Keeping honey bees to supplement income from rice and mustard farming might not be a conventional model, but the bees are proving to be a boon in these times of climate change, helping farming families with some income to sustain themselves.
Honey collection with mustard fields in full bloom and a blue sky in the horizon is now a common sight in the villages of Rajshahi. It brings money as the demand for honey burgeons. Coincidentally, it is also providing a boon for farmers affected by climate change.
Honey production needs to keep pace with its perennial demand, that continues to grow in Bangladesh and also across the country’s border with India. This combination of the stars has ensured that there is an elaborate network of merchants willing to buy the golden viscous sweetener.
It seems to have happened all of a sudden. and But NGOs workers who first introduced the idea among farmers in the late 90s are not surprised. The resilient farmers of Rajshahi have a long history indulging in cash crops. “Farmers here once practiced sericulture,” says Mobin Islam who works with a local non-government organisation (NGO) in the district. “Some years ago, they switched to growing groundnuts, until the floods destroyed the crop a few years ago.”
Floods and misery in the char islands
Lots of land in Rajshahi is char – river islands that have come up with the accumulation of silt. Growing groundnut here made sense to the farmers because the soil was sandy. Until the flood waters arrived.
Farmers have suffered heavy losses because of the flooding for three years in a row. The flooding during the past three years have damaged crops and severely affected about 250,000 families. Experts warn that such disaster might come more often with the changing climatic conditions and apiculture farming is a boon as it aids the region’s resilient farming community.
Earlier, the farmers took loans from the local moneylenders, or mahajans, and found it difficult to escape the debt trap. Many would migrate to Dhaka, Narayanganj, Gazipur and other cities in search of work. Some farmers also got help from different NGO.

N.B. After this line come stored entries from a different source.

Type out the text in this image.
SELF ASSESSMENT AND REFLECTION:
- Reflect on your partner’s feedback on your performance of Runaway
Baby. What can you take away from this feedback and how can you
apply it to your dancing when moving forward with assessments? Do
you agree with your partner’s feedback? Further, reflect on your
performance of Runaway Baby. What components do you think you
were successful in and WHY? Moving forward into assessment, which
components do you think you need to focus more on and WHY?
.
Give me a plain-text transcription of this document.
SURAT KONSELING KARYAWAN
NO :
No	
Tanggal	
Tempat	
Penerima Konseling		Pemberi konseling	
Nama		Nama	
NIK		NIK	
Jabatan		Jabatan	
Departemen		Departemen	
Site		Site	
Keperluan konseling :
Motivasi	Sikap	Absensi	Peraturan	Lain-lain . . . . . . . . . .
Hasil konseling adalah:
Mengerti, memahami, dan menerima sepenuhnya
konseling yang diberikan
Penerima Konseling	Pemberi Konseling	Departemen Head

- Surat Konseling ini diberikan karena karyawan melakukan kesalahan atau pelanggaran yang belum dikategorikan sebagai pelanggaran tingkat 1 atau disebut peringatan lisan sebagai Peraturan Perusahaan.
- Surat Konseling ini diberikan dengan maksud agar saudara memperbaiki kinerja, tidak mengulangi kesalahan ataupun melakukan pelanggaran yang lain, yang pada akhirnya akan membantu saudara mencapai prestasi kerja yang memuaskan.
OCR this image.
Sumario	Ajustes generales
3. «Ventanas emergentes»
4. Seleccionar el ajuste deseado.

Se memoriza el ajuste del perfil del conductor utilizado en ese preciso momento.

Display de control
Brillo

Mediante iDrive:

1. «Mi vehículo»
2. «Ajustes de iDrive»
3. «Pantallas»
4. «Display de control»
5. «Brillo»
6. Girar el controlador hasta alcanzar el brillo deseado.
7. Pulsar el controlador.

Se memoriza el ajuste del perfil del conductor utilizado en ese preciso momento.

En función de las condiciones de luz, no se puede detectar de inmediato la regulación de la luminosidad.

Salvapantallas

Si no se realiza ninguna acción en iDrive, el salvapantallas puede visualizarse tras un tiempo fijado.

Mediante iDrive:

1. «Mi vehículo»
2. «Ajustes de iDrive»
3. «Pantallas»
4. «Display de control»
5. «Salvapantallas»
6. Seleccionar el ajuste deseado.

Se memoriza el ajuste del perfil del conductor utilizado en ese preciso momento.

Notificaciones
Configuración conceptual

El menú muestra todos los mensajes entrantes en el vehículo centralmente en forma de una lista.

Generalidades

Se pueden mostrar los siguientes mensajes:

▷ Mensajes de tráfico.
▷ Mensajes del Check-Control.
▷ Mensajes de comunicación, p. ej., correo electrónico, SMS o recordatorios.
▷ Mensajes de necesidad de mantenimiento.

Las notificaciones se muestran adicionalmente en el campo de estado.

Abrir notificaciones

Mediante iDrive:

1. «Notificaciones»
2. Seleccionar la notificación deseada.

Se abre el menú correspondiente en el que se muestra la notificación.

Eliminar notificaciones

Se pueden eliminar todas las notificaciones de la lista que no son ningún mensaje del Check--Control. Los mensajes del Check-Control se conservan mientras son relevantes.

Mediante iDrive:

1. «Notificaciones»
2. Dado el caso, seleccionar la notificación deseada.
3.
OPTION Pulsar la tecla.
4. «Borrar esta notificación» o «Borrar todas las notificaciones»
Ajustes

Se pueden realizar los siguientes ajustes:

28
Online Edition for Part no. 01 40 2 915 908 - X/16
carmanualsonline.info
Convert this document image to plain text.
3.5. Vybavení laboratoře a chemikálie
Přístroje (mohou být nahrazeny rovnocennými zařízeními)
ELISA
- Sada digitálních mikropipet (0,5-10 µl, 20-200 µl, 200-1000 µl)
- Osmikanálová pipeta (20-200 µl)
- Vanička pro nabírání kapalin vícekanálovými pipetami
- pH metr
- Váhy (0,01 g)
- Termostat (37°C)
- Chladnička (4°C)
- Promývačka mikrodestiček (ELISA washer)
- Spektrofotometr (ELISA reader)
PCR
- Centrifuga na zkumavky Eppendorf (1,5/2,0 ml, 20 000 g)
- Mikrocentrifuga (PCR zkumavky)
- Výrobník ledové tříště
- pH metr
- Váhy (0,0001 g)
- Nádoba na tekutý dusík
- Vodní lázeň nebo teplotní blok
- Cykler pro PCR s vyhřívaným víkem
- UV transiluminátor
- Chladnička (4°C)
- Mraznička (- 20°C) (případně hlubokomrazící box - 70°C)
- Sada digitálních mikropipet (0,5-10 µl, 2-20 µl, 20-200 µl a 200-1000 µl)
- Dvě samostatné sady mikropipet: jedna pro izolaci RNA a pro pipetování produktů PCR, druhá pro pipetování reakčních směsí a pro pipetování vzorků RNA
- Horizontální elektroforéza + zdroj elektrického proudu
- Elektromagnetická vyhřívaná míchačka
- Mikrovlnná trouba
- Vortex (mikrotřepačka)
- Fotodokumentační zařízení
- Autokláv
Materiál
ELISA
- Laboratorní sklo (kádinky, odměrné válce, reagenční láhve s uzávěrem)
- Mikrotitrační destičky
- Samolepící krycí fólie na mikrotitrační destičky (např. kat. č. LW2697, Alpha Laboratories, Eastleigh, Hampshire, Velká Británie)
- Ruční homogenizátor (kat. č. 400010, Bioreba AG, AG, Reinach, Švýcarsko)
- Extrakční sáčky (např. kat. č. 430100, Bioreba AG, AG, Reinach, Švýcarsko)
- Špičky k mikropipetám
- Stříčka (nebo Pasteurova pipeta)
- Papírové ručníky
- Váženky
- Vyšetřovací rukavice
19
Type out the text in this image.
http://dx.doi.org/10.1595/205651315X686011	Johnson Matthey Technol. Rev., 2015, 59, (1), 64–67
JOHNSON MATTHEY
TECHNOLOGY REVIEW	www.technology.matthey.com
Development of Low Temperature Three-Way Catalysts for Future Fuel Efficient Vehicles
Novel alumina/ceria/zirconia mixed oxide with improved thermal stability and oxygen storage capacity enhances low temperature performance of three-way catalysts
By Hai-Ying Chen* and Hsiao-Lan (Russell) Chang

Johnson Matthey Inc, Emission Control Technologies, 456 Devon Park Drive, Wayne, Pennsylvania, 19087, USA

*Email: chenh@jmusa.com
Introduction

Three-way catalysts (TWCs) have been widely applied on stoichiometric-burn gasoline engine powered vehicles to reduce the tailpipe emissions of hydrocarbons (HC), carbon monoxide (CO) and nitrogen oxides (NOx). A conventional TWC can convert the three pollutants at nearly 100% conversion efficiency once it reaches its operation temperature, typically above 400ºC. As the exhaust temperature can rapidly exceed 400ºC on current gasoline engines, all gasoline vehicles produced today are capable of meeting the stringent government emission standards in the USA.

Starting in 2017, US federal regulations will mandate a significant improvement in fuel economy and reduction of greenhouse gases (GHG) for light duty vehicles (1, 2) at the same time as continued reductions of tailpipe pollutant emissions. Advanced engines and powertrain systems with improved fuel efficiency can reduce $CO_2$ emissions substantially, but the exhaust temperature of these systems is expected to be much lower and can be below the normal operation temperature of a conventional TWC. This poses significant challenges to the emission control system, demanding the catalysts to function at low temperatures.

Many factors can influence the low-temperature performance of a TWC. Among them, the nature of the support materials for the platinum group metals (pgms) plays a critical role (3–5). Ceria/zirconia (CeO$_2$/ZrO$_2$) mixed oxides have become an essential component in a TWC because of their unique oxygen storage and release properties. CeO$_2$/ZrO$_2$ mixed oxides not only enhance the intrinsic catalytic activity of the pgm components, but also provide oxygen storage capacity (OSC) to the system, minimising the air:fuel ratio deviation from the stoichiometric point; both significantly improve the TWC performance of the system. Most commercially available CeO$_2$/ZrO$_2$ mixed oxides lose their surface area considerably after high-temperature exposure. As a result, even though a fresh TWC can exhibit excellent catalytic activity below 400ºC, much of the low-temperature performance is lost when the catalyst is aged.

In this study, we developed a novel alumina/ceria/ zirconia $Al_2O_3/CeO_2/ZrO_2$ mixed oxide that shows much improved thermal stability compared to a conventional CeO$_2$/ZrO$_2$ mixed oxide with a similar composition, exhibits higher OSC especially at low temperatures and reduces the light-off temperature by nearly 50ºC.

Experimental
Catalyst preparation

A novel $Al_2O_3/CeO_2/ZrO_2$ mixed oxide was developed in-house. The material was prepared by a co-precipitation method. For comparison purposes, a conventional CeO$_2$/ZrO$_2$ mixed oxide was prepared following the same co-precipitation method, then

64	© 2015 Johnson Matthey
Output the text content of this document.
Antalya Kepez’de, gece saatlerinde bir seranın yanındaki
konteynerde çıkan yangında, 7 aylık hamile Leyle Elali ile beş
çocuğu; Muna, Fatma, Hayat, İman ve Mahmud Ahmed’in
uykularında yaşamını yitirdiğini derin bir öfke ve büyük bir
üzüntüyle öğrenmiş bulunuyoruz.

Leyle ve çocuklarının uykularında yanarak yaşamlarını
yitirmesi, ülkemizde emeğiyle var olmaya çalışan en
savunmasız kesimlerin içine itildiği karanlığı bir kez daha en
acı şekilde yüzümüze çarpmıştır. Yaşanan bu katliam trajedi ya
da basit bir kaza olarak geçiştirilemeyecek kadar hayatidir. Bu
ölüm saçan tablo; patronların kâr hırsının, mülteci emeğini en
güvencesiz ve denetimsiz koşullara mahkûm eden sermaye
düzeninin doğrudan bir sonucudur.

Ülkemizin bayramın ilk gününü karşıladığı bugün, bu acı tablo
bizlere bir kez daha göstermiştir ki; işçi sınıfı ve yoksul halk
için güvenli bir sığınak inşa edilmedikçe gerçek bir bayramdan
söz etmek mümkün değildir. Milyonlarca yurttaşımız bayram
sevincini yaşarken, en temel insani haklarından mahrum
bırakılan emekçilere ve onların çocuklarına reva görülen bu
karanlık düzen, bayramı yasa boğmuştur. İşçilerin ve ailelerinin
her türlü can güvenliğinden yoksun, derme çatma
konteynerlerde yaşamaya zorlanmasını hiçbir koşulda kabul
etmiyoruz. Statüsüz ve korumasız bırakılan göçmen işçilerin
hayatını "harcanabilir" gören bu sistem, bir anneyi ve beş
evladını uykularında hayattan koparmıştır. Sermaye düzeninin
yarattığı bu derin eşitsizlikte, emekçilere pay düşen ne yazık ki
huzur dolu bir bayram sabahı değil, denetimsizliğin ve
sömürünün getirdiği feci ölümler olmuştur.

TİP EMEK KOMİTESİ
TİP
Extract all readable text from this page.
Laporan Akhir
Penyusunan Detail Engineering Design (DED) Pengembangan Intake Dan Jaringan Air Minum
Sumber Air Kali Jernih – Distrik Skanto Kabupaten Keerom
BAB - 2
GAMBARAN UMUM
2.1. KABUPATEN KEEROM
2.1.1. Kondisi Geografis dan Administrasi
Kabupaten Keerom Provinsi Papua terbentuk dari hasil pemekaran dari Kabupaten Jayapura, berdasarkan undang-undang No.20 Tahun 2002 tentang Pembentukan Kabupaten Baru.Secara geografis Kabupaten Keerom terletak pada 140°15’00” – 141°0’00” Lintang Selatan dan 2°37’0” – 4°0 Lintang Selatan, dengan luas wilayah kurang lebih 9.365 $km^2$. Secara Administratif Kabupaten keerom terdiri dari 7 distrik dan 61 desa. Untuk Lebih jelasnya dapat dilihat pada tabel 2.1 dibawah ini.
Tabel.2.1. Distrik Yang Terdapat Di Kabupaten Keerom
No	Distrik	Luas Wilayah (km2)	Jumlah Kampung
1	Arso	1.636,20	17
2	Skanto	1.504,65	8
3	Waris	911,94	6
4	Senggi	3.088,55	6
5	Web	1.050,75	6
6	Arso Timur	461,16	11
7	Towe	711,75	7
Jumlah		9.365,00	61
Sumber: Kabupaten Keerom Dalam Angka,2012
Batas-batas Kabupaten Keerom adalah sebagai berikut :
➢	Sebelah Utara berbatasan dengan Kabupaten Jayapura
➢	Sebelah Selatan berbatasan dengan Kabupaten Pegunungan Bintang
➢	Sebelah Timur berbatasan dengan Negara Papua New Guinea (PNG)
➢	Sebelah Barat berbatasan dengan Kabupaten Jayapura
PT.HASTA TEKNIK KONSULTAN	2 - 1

Vast stretches of the land are also barren, unfit for growing any crop. A small harvest of the aman rice crop, grown after the monsoon rains is all that they get from this land. Boro, or the winter crop, is a risk few farmers are willing to undertake. Instead, they grow mustard – and even though mustard is a subsistence crop, it helps sustain the bees. Hence apiculture, or honey bee farming. (All eight districts of the Rajshahi division put together are expected to produce no more than 3 lakh tonnes of mustard this year.)
Government steps in
The government has come in to support the honey producers. Local agriculture department officials provide the farmers with mustard seeds, fertiliser, boxes with a bee hive and honey bees, safety clothing, and importantly, training.
Farmer Dulal Hossain collects about 25 kilos of honey from each of the boxes on this land every month. This got him six lakhs Bangladeshi Takas last year.
Others who farm the local bee specie, serena, promoted by the NGOs say that they have a better demand. In fact, even the demand for the serena bees is high.